Artist Steve Lambert’s sign will go on display tomorrow outside the cafeteria.

by Leah Budson

Even though the Occupy movement has quieted down, conversations about the distribution of wealth are far from over.

Tomorrow between 9:30 a.m. and 1:30 p.m. students and faculty will be asked to consider their position on capitalism by voting the statement “Capitalism works for me!” true or false.

The nine-foot by 20-foot vintage-style sign will go outside the cafeteria. To vote the statement true or false, participants must push a button. Two prominent scoreboards will tally up the votes, said the artist Steve Lambert on WBUR.

Art teacher Shannon Slattery said the interactive element of the sign is one of the most interesting parts. “Good art provokes opinions—positive and negative. A part of all artwork is what the viewer brings to it.”

“Capitalism is the system that we live under in this country. Lambert is asking you to question that system. Are you a person who benefits from this system, or are you a person who feels victimized?”

The sign has already traveled to six locations in Cleveland, Ohio and three in the Boston area: Davis Square in Somerville, the Massachusetts College of Art and Design and Hyde Square in Boston, according to Slattery.
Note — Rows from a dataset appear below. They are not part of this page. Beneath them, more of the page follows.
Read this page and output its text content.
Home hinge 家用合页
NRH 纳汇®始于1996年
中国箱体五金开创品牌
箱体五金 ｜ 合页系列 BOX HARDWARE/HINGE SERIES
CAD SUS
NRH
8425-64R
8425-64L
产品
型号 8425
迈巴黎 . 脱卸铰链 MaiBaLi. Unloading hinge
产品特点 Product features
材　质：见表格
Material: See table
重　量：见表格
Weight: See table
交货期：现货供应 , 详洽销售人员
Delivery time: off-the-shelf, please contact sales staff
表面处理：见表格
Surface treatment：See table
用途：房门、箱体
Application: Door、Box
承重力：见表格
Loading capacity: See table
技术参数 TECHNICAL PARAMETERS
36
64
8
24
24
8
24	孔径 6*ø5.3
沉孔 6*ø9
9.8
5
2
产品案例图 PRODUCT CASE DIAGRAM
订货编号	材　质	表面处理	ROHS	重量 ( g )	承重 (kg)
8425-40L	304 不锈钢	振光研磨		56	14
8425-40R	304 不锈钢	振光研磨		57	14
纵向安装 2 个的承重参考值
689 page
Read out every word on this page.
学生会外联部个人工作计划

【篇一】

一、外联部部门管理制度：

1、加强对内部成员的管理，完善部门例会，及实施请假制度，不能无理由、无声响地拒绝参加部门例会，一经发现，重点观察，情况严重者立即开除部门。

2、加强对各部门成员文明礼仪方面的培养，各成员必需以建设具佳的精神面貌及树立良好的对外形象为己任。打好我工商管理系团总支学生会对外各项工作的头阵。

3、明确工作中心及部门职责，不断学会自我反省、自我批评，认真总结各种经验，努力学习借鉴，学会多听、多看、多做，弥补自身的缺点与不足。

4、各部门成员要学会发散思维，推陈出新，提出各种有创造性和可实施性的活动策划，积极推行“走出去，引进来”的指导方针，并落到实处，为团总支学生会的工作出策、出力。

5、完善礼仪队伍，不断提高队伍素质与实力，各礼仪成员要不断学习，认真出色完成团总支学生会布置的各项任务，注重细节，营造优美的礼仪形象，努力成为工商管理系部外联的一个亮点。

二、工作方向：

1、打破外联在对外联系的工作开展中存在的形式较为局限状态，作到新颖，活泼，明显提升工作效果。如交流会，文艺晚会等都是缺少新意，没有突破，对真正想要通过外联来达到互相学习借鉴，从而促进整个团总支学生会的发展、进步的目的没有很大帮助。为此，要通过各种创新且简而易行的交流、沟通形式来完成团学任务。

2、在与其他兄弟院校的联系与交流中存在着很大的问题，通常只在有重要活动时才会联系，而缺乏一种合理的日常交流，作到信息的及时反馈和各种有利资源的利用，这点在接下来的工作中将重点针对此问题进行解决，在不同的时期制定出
The sign is a off-site project from the 2012 deCordava Sculpture Park and Museum Biennial exhibition. Alex Jacobson ’04, an intern at deCordava with a degree in fine arts, brought the sign to this school, Slattery said.

This school will be the sign’s first time at a high school, according to Slattery, “Getting a lot of different types of people to interact with the sign is part of the artist’s goal.”

Slattery thought that students may not understand how the exhibit is art, but hopes “it will open students’ minds to thinking that there’s more to art than drawings and paintings.”

“What artists learn in school are the basic tools, and after, they can take those tools and go where they want to go with them.”